Чувственность у-дивительна, по-разительна, пре-восходна. Рациональность же подо-зрительна, от-граничена, пусто-тна.
«Вместе с человеком в мир приходит ничто», т.е. ум. Вне которого предстает бытие из чувственности.
«Человек звучит гордо» из чувственности, а не в Homo sapiens.
И что же все эти «последние подозрения» как прозрения из переосмысления феноменальности и ноуменальности человека в междусубъектном континууме? Нет наоборот, сам междусубъектный континуум проветривается во вселенской обращенности человека.
Человек вселен во вселенную! Вот где дом бытия! Вот куда доводит язык человека, а не только «до Киева»!
Сама чувственность не субъектна, а междусубъектна. И потому она обнимает ум. Бедный разум нужно любить, хотя бы жалеть в его субъективности — объективности. Чтобы чувственность не была бесчувственной, в ней «ум вещей» должен выдерживаться, а не вычеркиваться с повестки дня в обыденности. Может даже ум и есть злоба дня, которую нужно укрощать. Или это и есть Протагоровский «человек как мера всех вещей», которая (все время и во всех отношениях) проверяется обыденностью в конечном и преходящем из вечного и бесконечного?

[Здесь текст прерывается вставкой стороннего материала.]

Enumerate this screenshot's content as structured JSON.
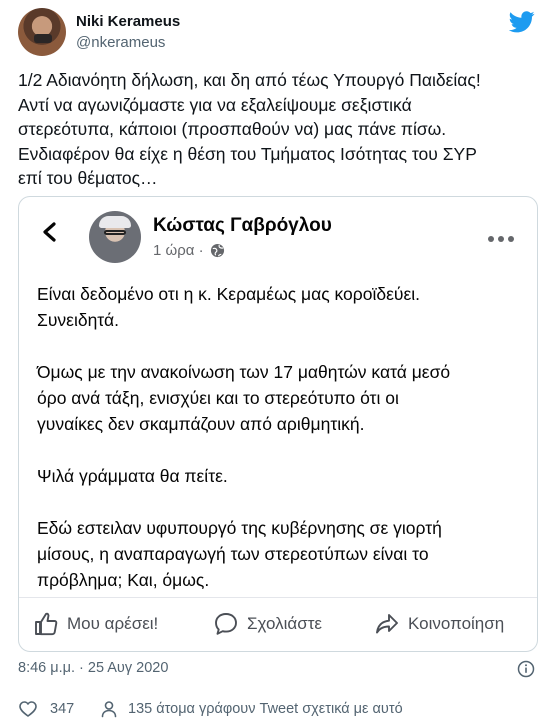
{
  "author": {
    "name": "Niki Kerameus",
    "handle": "@nkerameus"
  },
  "tweet": {
    "text": "1/2 Αδιανόητη δήλωση, και δη από τέως Υπουργό Παιδείας!\nΑντί να αγωνιζόμαστε για να εξαλείψουμε σεξιστικά\nστερεότυπα, κάποιοι (προσπαθούν να) μας πάνε πίσω.\nΕνδιαφέρον θα είχε η θέση του Τμήματος Ισότητας του ΣΥΡ\nεπί του θέματος…",
    "timestamp": "8:46 μ.μ. · 25 Αυγ 2020",
    "likes": "347",
    "talking_about": "135 άτομα γράφουν Tweet σχετικά με αυτό"
  },
  "embedded_post": {
    "author_name": "Κώστας Γαβρόγλου",
    "time": "1 ώρα ·",
    "body": "Είναι δεδομένο οτι η κ. Κεραμέως μας κοροϊδεύει.\nΣυνειδητά.\n\nΌμως με την ανακοίνωση των 17 μαθητών κατά μεσό\nόρο ανά τάξη, ενισχύει και το στερεότυπο ότι οι\nγυναίκες δεν σκαμπάζουν από αριθμητική.\n\nΨιλά γράμματα θα πείτε.\n\nΕδώ εστειλαν υφυπουργό της κυβέρνησης σε γιορτή\nμίσους, η αναπαραγωγή των στερεοτύπων είναι το\nπρόβλημα; Και, όμως.",
    "actions": {
      "like": "Μου αρέσει!",
      "comment": "Σχολιάστε",
      "share": "Κοινοποίηση"
    }
  },
  "icons": {
    "brand": "twitter-bird-icon",
    "brand_color": "#1d9bf0",
    "secondary_text_color": "#536471"
  }
}
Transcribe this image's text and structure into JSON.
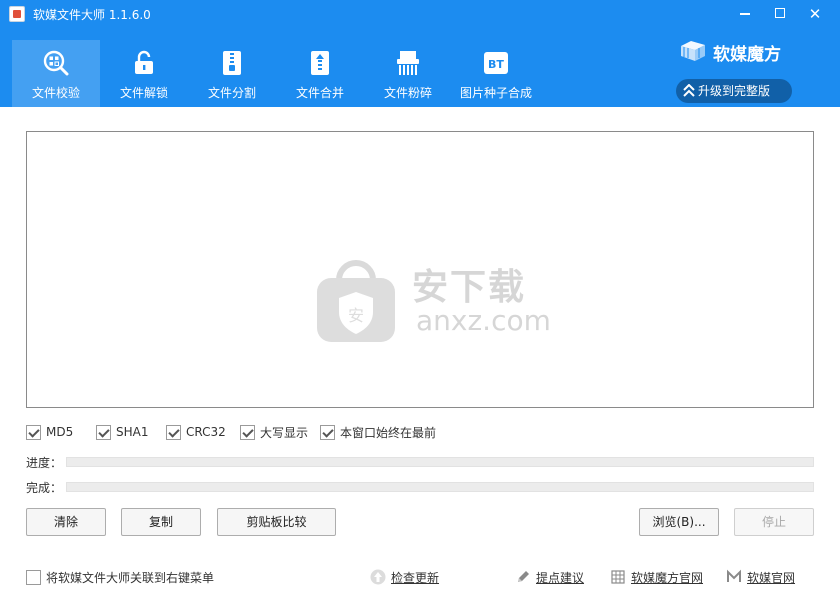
{
  "app": {
    "title": "软媒文件大师 1.1.6.0",
    "brand_name": "软媒魔方",
    "upgrade_label": "升级到完整版",
    "accent_color": "#1c8cf0"
  },
  "tabs": [
    {
      "label": "文件校验",
      "icon": "magnifier-qr-icon",
      "active": true
    },
    {
      "label": "文件解锁",
      "icon": "unlock-icon",
      "active": false
    },
    {
      "label": "文件分割",
      "icon": "zipper-file-icon",
      "active": false
    },
    {
      "label": "文件合并",
      "icon": "merge-file-icon",
      "active": false
    },
    {
      "label": "文件粉碎",
      "icon": "shredder-icon",
      "active": false
    },
    {
      "label": "图片种子合成",
      "icon": "bt-icon",
      "active": false
    }
  ],
  "output": {
    "watermark_cn": "安下载",
    "watermark_en": "anxz.com",
    "watermark_shield": "安"
  },
  "options": [
    {
      "label": "MD5",
      "checked": true
    },
    {
      "label": "SHA1",
      "checked": true
    },
    {
      "label": "CRC32",
      "checked": true
    },
    {
      "label": "大写显示",
      "checked": true
    },
    {
      "label": "本窗口始终在最前",
      "checked": true
    }
  ],
  "progress": {
    "progress_label": "进度：",
    "progress_value": 0,
    "complete_label": "完成：",
    "complete_value": 0
  },
  "buttons": {
    "clear": "清除",
    "copy": "复制",
    "clipboard_compare": "剪贴板比较",
    "browse": "浏览(B)...",
    "stop": "停止"
  },
  "footer": {
    "context_menu_label": "将软媒文件大师关联到右键菜单",
    "context_menu_checked": false,
    "check_update": "检查更新",
    "suggest": "提点建议",
    "mofang_site": "软媒魔方官网",
    "ruanmei_site": "软媒官网"
  }
}
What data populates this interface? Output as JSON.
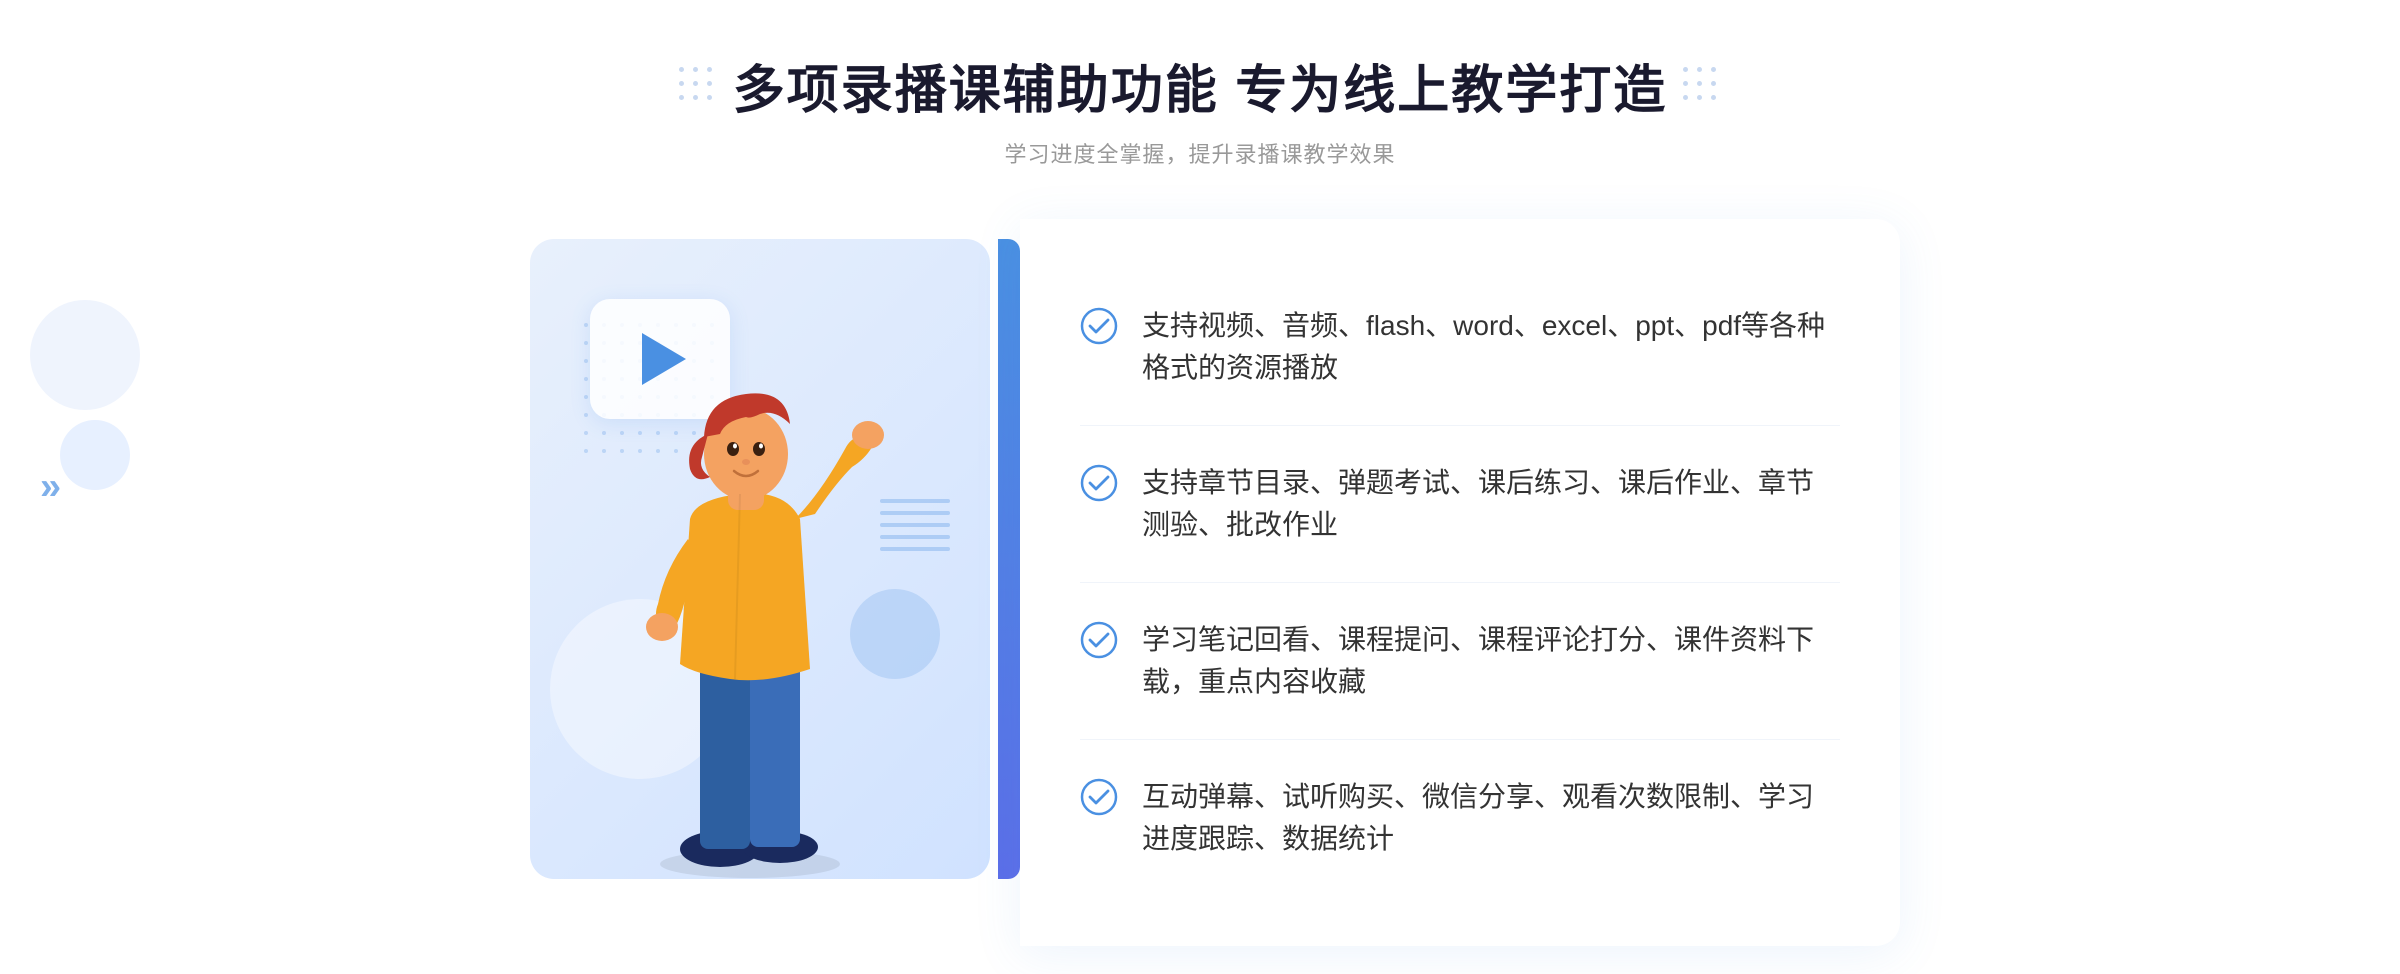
{
  "header": {
    "title": "多项录播课辅助功能 专为线上教学打造",
    "subtitle": "学习进度全掌握，提升录播课教学效果"
  },
  "features": [
    {
      "id": 1,
      "text": "支持视频、音频、flash、word、excel、ppt、pdf等各种格式的资源播放"
    },
    {
      "id": 2,
      "text": "支持章节目录、弹题考试、课后练习、课后作业、章节测验、批改作业"
    },
    {
      "id": 3,
      "text": "学习笔记回看、课程提问、课程评论打分、课件资料下载，重点内容收藏"
    },
    {
      "id": 4,
      "text": "互动弹幕、试听购买、微信分享、观看次数限制、学习进度跟踪、数据统计"
    }
  ],
  "decorations": {
    "left_chevron": "»"
  }
}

Обыденность — бытие в преходящем через небытие как повторяемость других в сонме мыслей. Это то, что случается со мной в качестве других, вселяющихся в меня таким образом (в подражании, заражении, внушении). В обыденности вообще встречаются другие, узнаваемые «из-во» мне. Множественность мыслей, точек зрения, вкусов, предпочтений, выборов, мнений, да и посещающих нас понятий, производимых суждений, хваток умозаключений и т.д. — есть содержимость и даже одержимость во мне неопределенного, открытого разнообразия других! Из них и бываем мы в обыденности, выставляемся в прозе жизни. Я-воронка, если не кратер, в которую «стекают» другие.
А потому и в обыденности повторяется то, чего никогда (казалось бы) не было. Другие встречаются в обыденности, уже присутствуя во мне. Моя готовность ко встречам уже всегда предуготовлена. Не в смысле банальной воспитанности, этикетной вежливости. Из этой предуготовленности я сообщаюсь вообще с миром. Это можно обозначить и как «квадратный корень» обыденности, их которой извлекается мир в измерениях топоса и хроноса: √!
«Человек растет корнями вверх» (П. Валери). Как «опрокинутая пирамида» он как бы упирается носом в земные основы цивилизационной пирамиды, элементарно — в экономику. Но у «опрокинутой пирамиды» человека есть (незримые) крылья (надежд) мыслей (других), в которых я в качестве «Мы — имярек человечества» пытаюсь взлететь над миром сим. Но обыденность не позволяет. А потому и требуется воспеть прозу жизни. Оттуда найтись здесь. Взлетать нужно, но именно для того, чтобы распушиться из-, в- обыденности, т.е. быть чрез небытие. Но небытие не предпосылается бытию. Бытие есть в небытии. Бытие со-держится из небытия. Это вообще или антропологически? Но «вообще» и «антропологически» одно и то же. Именно потому, что вместе с человеком в мир приходит ничто. Но в данном случае оно приходит в прорехах междусубъектности. Имеются «окна и двери», входы и выходы в доме междусубъектности. Но так ли это? Вроде, но и не совсем. Окна и двери могут быть закрыты и закрываются от непрошенных гостей.
У Ницше: «великие мысли прилетают и тихо садятся как голуби на подоконнике», у китайцев даже крыша дома крыльями изогнута вверх, чтобы злые духи, опускаясь на нее, слетали прочь! Можно ожидать и того и другого.
Но теперь — вот телевидение, вот интернет. В нас гуляют, шастают как им заблагорассудится, бесцеременно. А потому и катастрофически усиливается самоотчуждение. И что же делать с этой обыденностью в массовой культуре?
Но это не та обыденность, не та культура. Это коммуникация, а не междусубъектность. Другие могут представлять из себя обособленных из нее, безличных субъектов и субъектов в ее контекстуальности как душ. Субъекты ломятся, а души прилетают. Но ангельские крылья надежд тем более востребованными становятся, чтобы от тьмы к свету взлетать.
… Субъект — субстанция и т.д. Во вселенском самостоянии человечество в его «Мы — имярек» как субстанции предстает в звездных субъектностях, чтобы из космической субстанциальности обнаружится здесь в субъектных душах. Так что субстанция обращается в субъектность, чтобы обрести в субъектности субстанциальность. Т.е. субстанция в субъектах предстает субъектами из субстанции. Отсюда туда, чтобы оттуда сюда открывалось. Отсюда туда смотреть, чтобы оттуда сюда виделось! Тут опять чувственность проявляется.